You do expect fantastic jazz clubs throughout Chicago and you do expect stories of mobsters and Prohibition. You get both at Green Mill. You also get cutting edge arts programming, with regular shows like Paper Machete. I’m going for the jazz and spoken word performances, out-of-towners are going for the Al Capone legends (legends, not facts, because Al Capone probably did drink there but probably did not utilize any trapdoors to underground tunnels to escape capture). Whatever your reason for visiting, you’ll be pleased with the outcome.

If you like jazz bars with solid sound history that also feature adventurous programming like Green Mill, visit The Hungry Brain in Roscoe Village and The Hideout in the industrial strip no-man’s land between Wicker Park and Lincoln Park.

Rainbo Club, Wicker Park 

A certain breed of writers like to think of themselves as the product of Nelson Algren’s Chicago. Luckily, you can still drink at a few of the watering holes Algren frequented, some of the most affordable spots in Wicker Park. Rainbo Club may be more renowned for its place in the 1990s alt rock explosion (Liz Phair’s Exile in Guyville cover was taken in the Rainbo photo booth), but for the aspiring writers, it’s still a place where the A Walk on the Wide Side author drank. If you’re indifferent to ’90s rock and mid-century American literature, the place has been around since 1935, and that alone sets it apart from most of its neighbors.
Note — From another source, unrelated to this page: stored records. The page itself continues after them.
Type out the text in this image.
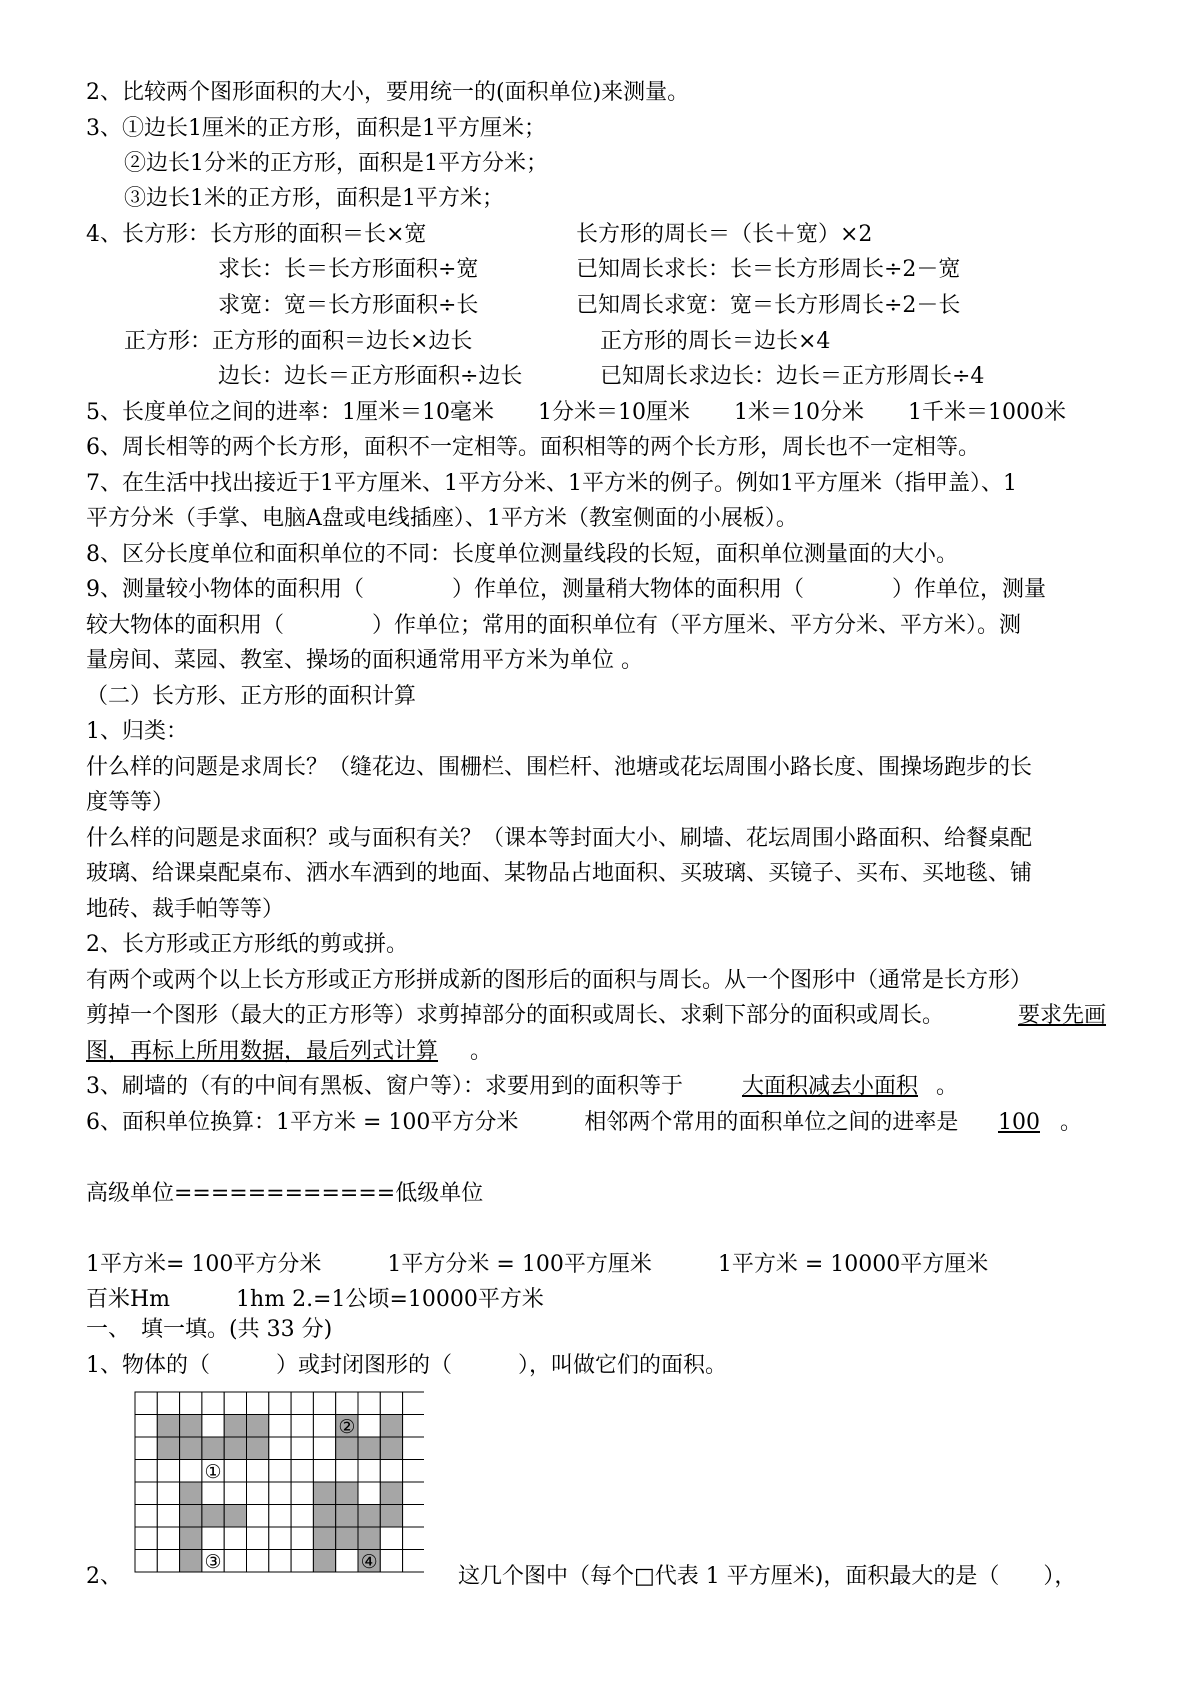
2、比较两个图形面积的大小，要用统一的(面积单位)来测量。
3、①边长1厘米的正方形，面积是1平方厘米；
②边长1分米的正方形，面积是1平方分米；
③边长1米的正方形，面积是1平方米；
4、长方形：长方形的面积＝长×宽	长方形的周长＝（长＋宽）×2
求长：长＝长方形面积÷宽	已知周长求长：长＝长方形周长÷2－宽
求宽：宽＝长方形面积÷长	已知周长求宽：宽＝长方形周长÷2－长
正方形：正方形的面积＝边长×边长	正方形的周长＝边长×4
边长：边长＝正方形面积÷边长	已知周长求边长：边长＝正方形周长÷4
5、长度单位之间的进率：1厘米＝10毫米　　1分米＝10厘米　　1米＝10分米　　1千米＝1000米
6、周长相等的两个长方形，面积不一定相等。面积相等的两个长方形，周长也不一定相等。
7、在生活中找出接近于1平方厘米、1平方分米、1平方米的例子。例如1平方厘米（指甲盖）、1
平方分米（手掌、电脑A盘或电线插座）、1平方米（教室侧面的小展板）。
8、区分长度单位和面积单位的不同：长度单位测量线段的长短，面积单位测量面的大小。
9、测量较小物体的面积用（　　　　）作单位，测量稍大物体的面积用（　　　　）作单位，测量
较大物体的面积用（　　　　）作单位；常用的面积单位有（平方厘米、平方分米、平方米）。测
量房间、菜园、教室、操场的面积通常用平方米为单位 。
（二）长方形、正方形的面积计算
1、归类：
什么样的问题是求周长？（缝花边、围栅栏、围栏杆、池塘或花坛周围小路长度、围操场跑步的长
度等等）
什么样的问题是求面积？或与面积有关？（课本等封面大小、刷墙、花坛周围小路面积、给餐桌配
玻璃、给课桌配桌布、洒水车洒到的地面、某物品占地面积、买玻璃、买镜子、买布、买地毯、铺
地砖、裁手帕等等）
2、长方形或正方形纸的剪或拼。
有两个或两个以上长方形或正方形拼成新的图形后的面积与周长。从一个图形中（通常是长方形）
剪掉一个图形（最大的正方形等）求剪掉部分的面积或周长、求剩下部分的面积或周长。
图，再标上所用数据，最后列式计算 。
3、刷墙的（有的中间有黑板、窗户等）：求要用到的面积等于	大面积减去小面积 。
6、面积单位换算：1平方米 = 100平方分米　　　相邻两个常用的面积单位之间的进率是 100 。
高级单位============低级单位
1平方米= 100平方分米　　　1平方分米 = 100平方厘米　　　1平方米 = 10000平方厘米
百米Hm　　　1hm 2.=1公顷=10000平方米
一、　填一填。(共 33 分)
1、物体的（　　　）或封闭图形的（　　　），叫做它们的面积。
2、	这几个图中（每个□代表 1 平方厘米)，面积最大的是（　　），
要求先画
①
②
③	④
If you’re already going to Wicker Park, hit up Gold Star Bar just two blocks east on Division. It’s another spot Algren frequented, also nearly 100 years old (it opened in 1933 or 1934, based on conflicting reports) and also has a really great neon sign. 
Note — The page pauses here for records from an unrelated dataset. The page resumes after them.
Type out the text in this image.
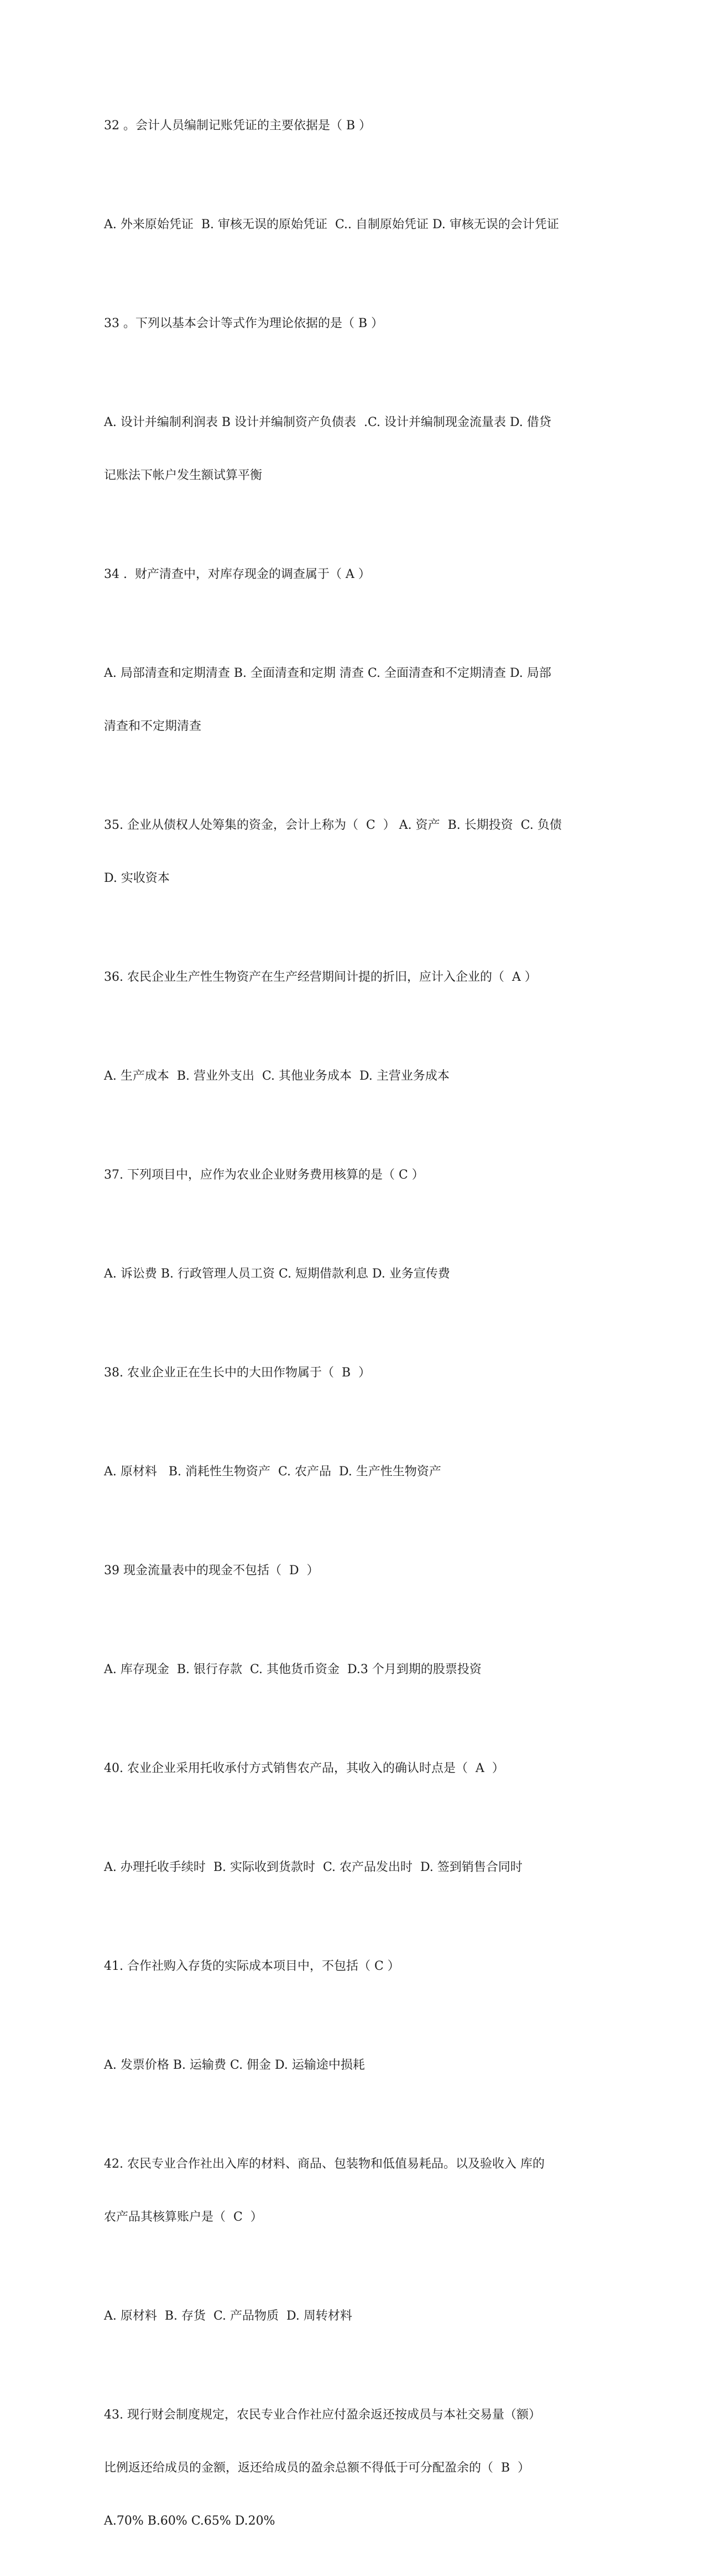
32 。会计人员编制记账凭证的主要依据是（ B ）

A. 外来原始凭证  B. 审核无误的原始凭证  C.. 自制原始凭证 D. 审核无误的会计凭证

33 。下列以基本会计等式作为理论依据的是（ B ）

A. 设计并编制利润表 B 设计并编制资产负债表  .C. 设计并编制现金流量表 D. 借贷

记账法下帐户发生额试算平衡

34 .  财产清查中，对库存现金的调查属于（ A ）

A. 局部清查和定期清查 B. 全面清查和定期 清查 C. 全面清查和不定期清查 D. 局部

清查和不定期清查

35. 企业从债权人处筹集的资金，会计上称为（  C  ） A. 资产  B. 长期投资  C. 负债

D. 实收资本

36. 农民企业生产性生物资产在生产经营期间计提的折旧，应计入企业的（  A ）

A. 生产成本  B. 营业外支出  C. 其他业务成本  D. 主营业务成本

37. 下列项目中，应作为农业企业财务费用核算的是（ C ）

A. 诉讼费 B. 行政管理人员工资 C. 短期借款利息 D. 业务宣传费

38. 农业企业正在生长中的大田作物属于（  B  ）

A. 原材料   B. 消耗性生物资产  C. 农产品  D. 生产性生物资产

39 现金流量表中的现金不包括（  D  ）

A. 库存现金  B. 银行存款  C. 其他货币资金  D.3 个月到期的股票投资

40. 农业企业采用托收承付方式销售农产品，其收入的确认时点是（  A  ）

A. 办理托收手续时  B. 实际收到货款时  C. 农产品发出时  D. 签到销售合同时

41. 合作社购入存货的实际成本项目中，不包括（ C ）

A. 发票价格 B. 运输费 C. 佣金 D. 运输途中损耗

42. 农民专业合作社出入库的材料、商品、包装物和低值易耗品。以及验收入 库的

农产品其核算账户是（  C  ）

A. 原材料  B. 存货  C. 产品物质  D. 周转材料

43. 现行财会制度规定，农民专业合作社应付盈余返还按成员与本社交易量（额）

比例返还给成员的金额，返还给成员的盈余总额不得低于可分配盈余的（  B  ）

A.70% B.60% C.65% D.20%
Shinnick’s Pub, Bridgeport 

This place has been around since the 1880s, and the family that currently runs the bar, the Shinnicks, took over in 1938. So they’re in the fourth-generation of Shinnick operations here. Originally opened in preparation for the 1893 Columbian Exposition (celebrating the anniversary of Columbus’s arrival, not the nation of Colombia), maybe it’ll still be around whenever the doomed Devil in the White City movie or a TV show based around the 1893 Columbian Exposition finally comes together.